The new role for Schumer isn't exactly surprising. Although Senate minority whip Dick Durbin was technically higher than Schumer in the Congressional hierarchy, it seemed clear for more than a year that Schumer would take on the party leadership in the Senate. He was long-rumored to be the favorite to lead the Democrats in the Senate. Reid himself had endorsed Schumer as his replacement, telling the Washington Post in March of 2015 that he predicted he would not face party opposition.
What is, perhaps, more unexpected is that Schumer will be leading Democrats against a Republican president, in addition to a Republican-controlled Senate and House of Representatives. Such political opposition will certainly makes Schumer's job of pushing a Democratic legislative agenda an uphill battle, if not all but impossible.
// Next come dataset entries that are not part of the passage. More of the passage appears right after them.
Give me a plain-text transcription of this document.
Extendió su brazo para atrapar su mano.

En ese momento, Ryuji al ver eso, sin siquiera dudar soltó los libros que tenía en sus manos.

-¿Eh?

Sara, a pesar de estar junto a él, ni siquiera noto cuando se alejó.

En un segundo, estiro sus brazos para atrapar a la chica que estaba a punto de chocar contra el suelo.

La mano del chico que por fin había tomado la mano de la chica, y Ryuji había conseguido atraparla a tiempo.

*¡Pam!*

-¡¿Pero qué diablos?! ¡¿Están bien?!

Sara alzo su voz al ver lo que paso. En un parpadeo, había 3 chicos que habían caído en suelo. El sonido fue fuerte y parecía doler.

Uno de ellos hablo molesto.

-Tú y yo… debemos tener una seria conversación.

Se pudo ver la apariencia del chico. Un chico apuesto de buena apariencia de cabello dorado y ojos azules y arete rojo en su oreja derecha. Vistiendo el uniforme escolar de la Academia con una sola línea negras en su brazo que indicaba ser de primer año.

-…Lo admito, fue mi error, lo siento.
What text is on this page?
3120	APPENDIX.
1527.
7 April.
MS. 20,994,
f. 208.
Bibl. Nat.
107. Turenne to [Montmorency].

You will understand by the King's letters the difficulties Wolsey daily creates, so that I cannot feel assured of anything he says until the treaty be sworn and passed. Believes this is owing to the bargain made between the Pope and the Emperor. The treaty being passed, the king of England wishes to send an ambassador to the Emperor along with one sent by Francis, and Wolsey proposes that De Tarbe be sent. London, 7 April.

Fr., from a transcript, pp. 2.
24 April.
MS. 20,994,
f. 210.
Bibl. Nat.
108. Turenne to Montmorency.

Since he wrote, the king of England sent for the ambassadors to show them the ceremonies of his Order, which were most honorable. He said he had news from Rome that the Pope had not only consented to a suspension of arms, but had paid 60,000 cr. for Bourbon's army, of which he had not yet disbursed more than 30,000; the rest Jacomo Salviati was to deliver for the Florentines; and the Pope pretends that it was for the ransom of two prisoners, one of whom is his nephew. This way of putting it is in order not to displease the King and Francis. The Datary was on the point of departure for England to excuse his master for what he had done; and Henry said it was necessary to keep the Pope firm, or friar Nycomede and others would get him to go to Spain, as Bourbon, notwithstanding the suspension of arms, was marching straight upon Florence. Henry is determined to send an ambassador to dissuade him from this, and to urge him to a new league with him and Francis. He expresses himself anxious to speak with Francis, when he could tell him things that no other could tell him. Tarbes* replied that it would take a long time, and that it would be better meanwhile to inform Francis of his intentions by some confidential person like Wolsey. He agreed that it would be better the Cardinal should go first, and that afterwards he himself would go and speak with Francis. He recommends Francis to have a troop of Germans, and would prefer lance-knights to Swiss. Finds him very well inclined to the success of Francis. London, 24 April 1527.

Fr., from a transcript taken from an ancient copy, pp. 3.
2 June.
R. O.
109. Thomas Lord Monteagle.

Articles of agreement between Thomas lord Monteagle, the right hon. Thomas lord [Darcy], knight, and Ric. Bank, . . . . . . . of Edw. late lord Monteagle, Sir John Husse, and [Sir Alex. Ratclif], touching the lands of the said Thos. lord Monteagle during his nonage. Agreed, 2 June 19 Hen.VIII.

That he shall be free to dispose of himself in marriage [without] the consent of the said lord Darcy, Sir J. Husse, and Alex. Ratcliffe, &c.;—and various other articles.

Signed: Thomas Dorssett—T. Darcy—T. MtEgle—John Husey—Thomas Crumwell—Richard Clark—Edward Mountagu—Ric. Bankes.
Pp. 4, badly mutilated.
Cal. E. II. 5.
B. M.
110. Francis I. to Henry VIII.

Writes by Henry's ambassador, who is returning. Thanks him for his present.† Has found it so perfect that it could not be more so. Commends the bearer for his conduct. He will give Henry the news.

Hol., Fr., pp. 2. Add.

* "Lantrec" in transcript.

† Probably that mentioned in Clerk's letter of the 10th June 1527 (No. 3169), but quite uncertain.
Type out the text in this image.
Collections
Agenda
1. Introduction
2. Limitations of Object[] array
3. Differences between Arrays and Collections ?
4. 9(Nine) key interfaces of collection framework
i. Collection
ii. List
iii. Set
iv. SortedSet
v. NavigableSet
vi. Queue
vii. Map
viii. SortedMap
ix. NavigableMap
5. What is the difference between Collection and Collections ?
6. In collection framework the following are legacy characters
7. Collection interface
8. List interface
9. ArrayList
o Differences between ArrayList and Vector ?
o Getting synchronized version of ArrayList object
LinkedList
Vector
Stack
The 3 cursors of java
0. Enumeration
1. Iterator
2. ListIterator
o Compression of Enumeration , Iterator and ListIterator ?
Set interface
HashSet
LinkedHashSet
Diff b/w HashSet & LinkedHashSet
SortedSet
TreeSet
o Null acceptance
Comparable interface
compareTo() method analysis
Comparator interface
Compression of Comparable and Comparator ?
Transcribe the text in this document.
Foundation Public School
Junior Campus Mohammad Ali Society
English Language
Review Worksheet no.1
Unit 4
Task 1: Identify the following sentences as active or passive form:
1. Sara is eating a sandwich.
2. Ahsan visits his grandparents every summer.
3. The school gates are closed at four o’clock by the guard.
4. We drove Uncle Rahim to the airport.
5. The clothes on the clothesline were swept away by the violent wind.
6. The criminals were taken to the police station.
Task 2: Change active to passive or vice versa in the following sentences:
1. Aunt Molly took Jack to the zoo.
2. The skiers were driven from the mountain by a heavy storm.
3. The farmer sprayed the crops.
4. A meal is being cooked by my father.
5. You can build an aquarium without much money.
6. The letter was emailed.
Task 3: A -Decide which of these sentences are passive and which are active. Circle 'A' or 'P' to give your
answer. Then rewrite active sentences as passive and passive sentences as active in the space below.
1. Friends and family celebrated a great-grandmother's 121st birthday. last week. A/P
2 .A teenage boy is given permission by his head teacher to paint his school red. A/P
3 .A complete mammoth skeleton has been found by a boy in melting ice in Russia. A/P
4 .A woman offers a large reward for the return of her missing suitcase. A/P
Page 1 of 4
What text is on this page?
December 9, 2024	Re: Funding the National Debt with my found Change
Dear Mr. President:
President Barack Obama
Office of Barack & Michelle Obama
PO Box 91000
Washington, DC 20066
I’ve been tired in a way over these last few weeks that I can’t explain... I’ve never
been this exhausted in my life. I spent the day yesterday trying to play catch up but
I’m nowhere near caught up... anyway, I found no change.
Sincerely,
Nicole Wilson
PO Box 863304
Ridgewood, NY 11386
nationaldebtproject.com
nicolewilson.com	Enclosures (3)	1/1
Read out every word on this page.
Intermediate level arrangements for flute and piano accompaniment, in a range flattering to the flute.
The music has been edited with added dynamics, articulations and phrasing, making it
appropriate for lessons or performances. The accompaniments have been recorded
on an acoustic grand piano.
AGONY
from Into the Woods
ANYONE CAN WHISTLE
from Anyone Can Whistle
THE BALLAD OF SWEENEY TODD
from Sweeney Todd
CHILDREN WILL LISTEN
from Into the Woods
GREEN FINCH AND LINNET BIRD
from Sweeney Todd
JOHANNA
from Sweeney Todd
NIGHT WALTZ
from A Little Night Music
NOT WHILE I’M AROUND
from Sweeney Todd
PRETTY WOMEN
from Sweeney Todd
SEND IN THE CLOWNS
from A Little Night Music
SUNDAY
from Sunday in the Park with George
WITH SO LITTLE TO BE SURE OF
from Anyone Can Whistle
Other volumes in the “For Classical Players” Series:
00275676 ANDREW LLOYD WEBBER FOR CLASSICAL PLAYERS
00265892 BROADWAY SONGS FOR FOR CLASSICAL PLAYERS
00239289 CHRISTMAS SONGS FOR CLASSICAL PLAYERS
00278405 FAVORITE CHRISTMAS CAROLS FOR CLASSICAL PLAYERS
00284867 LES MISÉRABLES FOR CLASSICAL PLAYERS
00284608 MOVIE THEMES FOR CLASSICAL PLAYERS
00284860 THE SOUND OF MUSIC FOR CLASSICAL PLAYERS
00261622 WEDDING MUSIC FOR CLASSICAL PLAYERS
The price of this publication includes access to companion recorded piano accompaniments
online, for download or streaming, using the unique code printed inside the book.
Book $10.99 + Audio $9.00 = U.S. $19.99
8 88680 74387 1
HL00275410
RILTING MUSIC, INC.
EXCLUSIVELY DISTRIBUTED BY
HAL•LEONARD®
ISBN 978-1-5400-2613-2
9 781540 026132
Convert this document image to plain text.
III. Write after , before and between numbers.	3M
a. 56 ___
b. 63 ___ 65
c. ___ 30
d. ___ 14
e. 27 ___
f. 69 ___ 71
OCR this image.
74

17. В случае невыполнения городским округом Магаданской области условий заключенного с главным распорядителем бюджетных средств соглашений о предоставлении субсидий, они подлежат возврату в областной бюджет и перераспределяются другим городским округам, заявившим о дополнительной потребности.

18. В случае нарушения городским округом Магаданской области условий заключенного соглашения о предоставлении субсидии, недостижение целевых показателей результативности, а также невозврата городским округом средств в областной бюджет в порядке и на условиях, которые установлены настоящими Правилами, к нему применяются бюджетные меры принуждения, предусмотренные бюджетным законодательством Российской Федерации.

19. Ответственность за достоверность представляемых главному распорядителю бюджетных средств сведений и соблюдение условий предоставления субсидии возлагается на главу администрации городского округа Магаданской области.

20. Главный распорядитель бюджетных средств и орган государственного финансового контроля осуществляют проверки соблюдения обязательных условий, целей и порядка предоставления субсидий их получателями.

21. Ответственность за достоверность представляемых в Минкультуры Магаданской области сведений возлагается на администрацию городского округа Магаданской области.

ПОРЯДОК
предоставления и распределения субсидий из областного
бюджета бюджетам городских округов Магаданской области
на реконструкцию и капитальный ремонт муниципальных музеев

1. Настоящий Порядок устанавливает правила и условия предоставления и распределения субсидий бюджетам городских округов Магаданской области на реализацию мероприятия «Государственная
Senate Democrats also made some other noteworthy leadership decisions. Former Democratic presidential nominee, Bernie Sanders, was given the role of outreach chair. Sen. Patty Murray of Washington will be assistant Democratic leader. Durbin will remain in his number two role as minority whip. Wisconsin Sen. Tammy Baldwin was also named the secretary of the Senate Democratic conference. West Virginia Sen. Joe Manchin will be vice chair of the Democratic Policy and Communications Committee.
On Wednesday, Schumer said that while he was committed to working with president-elect Donald Trump, he is insistent on pressing Democratic goals. "When you lose an election like this you can't flinch," he told reporters.